Low-income Workers – Secretary Fielder is working with Secretary McCabe, State Superintendent of Schools Nancy Grasmick, and Department of Business and Economic Development Secretary Aris Melissaratos on policy solutions to the employment needs of ex-prisoners who re-enter society. Under current State policy, for example, inmates are prohibited from accessing the internet, which precludes them from engaging in some methods of distance learning.

Under Congressional proposals for the reauthorization of the federal Workforce Investment Act of 1998 (WIA), lower amounts of federal workforce funding will be available for worker training and program administration. Federal Wagner-Peyser funding to Maryland faces similar cuts.

At the State level, funding for the two-year-old Skills-based Training for Employment Promotion (STEP) program was cut from $1 million to $500,000 this year. A new initiative, Maryland Business Works, will apply $1 million of a federal incentive grant toward incumbent worker training. This program will provide a dollar-for-dollar match for training to businesses with 50 employees or less that are located in the State’s WIA regions. The program will not be targeted to low income workers.

The goal of this and other DLLR training programs is to move public assistance recipients “off of welfare and into a skilled job.”

Secretary Christopher McCabe described Maryland’s welfare reform strategy, saying that the goal of DHR was for public assistance recipients to “independently support themselves.” Workforce development is an essential part of achieving this goal, and requires flexibility at the local level and partnerships with nonprofit organizations.
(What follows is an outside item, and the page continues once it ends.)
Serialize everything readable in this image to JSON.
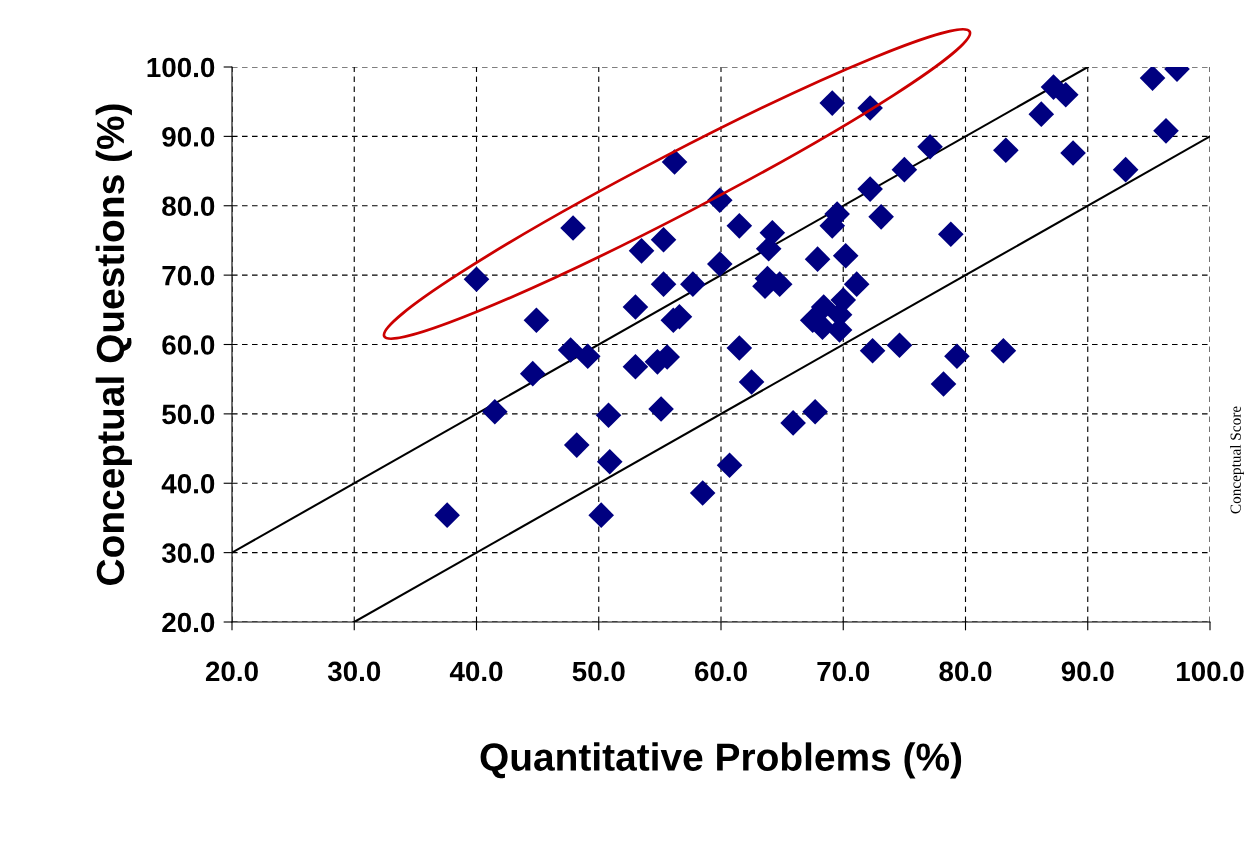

DHR manages the Family Investment Administration (FIA), which was established in 1995 to assist Temporary Cash Assistance (TCA) recipients in finding work and other services at local Department of Social Services (DSS) offices. Under FIA guidelines, each local DSS office was instructed to develop family investment plans for public assistance recipients to move to self-sufficiency. Consequently, each local DSS branch implements a different strategy to best serve families within its region. Kevin Maguire is the new executive director of FIA.

Families have both rights and responsibilities in the public assistance process. For example, they have the right to receive fair and equal treatment and to receive responses within 30 days of applying for assistance. Recipient responsibilities include pursuing child support, seeking employment and/or participating in allowable work activities, and achieving self-sufficiency prior to the five-year time limit on public assistance.

DHR hopes to achieve a “one-stop shopping” system in which recipients can access Food Stamps, TCA, medical assistance, and other types of assistance at one location with a minimum of bureaucratic barriers.

Secretary McCabe cited the “tremendous success” of the federal Temporary Assistance for Needy Families (TANF, commonly known as welfare reform) program in reducing welfare caseloads and moving recipients into employment. Still, a “change of culture” in the administration of public assistance is required to address recipients’ barriers to employment.

Regarding childcare, Secretary McCabe said that “there is no evidence” to indicate that parents are dropping out of the workforce because they are unable to find adequate care for their children. He attributed the long waiting list that currently exists for childcare services to the $21 million deficit in the Purchase of Care Program.

One of the goals of the Ehrlich administration is “universal engagement” of public assistance recipients in work or work activities so that “no TCA customer is left behind.”